Politics in India has traditionally been a matter of patronage. The new political economy is forcing the leaders to think of building expressways, new towns, forging policies for releasing land for industry and make schools teach and staff hospitals. Every major state now holds annual investor meets to draw in foreign investment.
The mass upheaval over corruption is forcing the system to adopt unprecedented transparency in the allocation of natural resources. A new mining bill in the works will adopt transparent auctions for mines. Pressures are mounting to dilute, if not scrap, public monopoly in coal mining, which has been a major factor in the shortage of fuel that has been keeping 50,000 MW of power generation capacity idle in the country. A new ruling by a central appellate tribunal now ensures that every state level electricity regulator would revise power tariffs at least once every year. Refusal by these regulators to pass on the higher cost of imported coal has been one reason behind the fuel shortage in the power sector.

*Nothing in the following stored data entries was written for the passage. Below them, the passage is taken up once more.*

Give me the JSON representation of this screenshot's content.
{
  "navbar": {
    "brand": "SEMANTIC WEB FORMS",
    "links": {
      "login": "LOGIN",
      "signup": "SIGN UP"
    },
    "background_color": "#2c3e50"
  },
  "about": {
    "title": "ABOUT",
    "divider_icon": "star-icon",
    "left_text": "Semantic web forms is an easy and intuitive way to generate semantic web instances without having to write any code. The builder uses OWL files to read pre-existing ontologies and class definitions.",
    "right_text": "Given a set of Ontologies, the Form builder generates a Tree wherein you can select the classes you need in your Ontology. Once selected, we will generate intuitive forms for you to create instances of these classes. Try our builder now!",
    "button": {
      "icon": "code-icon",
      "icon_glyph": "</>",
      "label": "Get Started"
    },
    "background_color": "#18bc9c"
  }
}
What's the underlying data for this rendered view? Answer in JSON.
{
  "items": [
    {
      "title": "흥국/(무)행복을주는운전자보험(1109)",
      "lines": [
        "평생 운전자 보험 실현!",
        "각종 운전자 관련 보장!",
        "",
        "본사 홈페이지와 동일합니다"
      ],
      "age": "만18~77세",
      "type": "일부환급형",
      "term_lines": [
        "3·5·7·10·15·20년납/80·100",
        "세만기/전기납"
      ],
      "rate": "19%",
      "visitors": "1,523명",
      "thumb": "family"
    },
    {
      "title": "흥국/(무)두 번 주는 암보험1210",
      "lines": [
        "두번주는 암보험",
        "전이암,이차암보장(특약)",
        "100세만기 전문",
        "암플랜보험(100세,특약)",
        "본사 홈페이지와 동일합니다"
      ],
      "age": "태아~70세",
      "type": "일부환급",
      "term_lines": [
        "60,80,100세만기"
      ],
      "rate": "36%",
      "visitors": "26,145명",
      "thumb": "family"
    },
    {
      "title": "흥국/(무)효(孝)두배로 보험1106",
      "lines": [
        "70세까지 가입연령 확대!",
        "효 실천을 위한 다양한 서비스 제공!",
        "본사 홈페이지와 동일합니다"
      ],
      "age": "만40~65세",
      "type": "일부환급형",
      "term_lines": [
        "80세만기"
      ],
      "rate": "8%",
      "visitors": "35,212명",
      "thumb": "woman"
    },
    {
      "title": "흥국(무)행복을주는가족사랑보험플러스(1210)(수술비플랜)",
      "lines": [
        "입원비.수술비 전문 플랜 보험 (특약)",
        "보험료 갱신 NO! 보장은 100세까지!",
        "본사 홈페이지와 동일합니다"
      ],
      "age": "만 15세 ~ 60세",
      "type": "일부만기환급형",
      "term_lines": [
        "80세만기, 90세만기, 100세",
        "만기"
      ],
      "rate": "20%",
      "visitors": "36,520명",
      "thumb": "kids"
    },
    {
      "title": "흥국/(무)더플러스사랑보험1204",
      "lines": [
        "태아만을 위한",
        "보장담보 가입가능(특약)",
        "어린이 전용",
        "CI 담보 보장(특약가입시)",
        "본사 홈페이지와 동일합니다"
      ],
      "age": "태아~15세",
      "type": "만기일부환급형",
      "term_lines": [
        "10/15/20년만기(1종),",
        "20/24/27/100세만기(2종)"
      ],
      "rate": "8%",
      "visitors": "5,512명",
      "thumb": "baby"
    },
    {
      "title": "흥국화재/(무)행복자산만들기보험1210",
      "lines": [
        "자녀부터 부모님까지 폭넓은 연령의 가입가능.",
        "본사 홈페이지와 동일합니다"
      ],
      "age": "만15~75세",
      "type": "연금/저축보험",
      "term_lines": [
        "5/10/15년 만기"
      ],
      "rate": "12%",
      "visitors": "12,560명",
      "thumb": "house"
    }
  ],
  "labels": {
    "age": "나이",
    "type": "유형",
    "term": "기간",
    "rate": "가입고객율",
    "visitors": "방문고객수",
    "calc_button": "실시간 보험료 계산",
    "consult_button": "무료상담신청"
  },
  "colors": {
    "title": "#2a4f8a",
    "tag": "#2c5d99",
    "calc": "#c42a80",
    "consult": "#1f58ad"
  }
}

The good news is that India today has 50,000 MW of idle capacity. In the absence of enough power to supply rural areas in the daytime (power is despatched for a few hours at night so that farmers can run their pumps for irrigation) has meant that very little rural industry has been possible till now. Once the fuel shortage has been sorted out, rural India would be ripe for structural diversification, new agro processing industry absorbing underemployed manpower and farmers gaining from new climate-controlled warehouses and better prices through local procurement by local industry for local processing. State-owned Bharat Broadband Corporation is busy rolling out fibre-optic cable to 250,000 large villages (India has a little over 600,000 villages in total).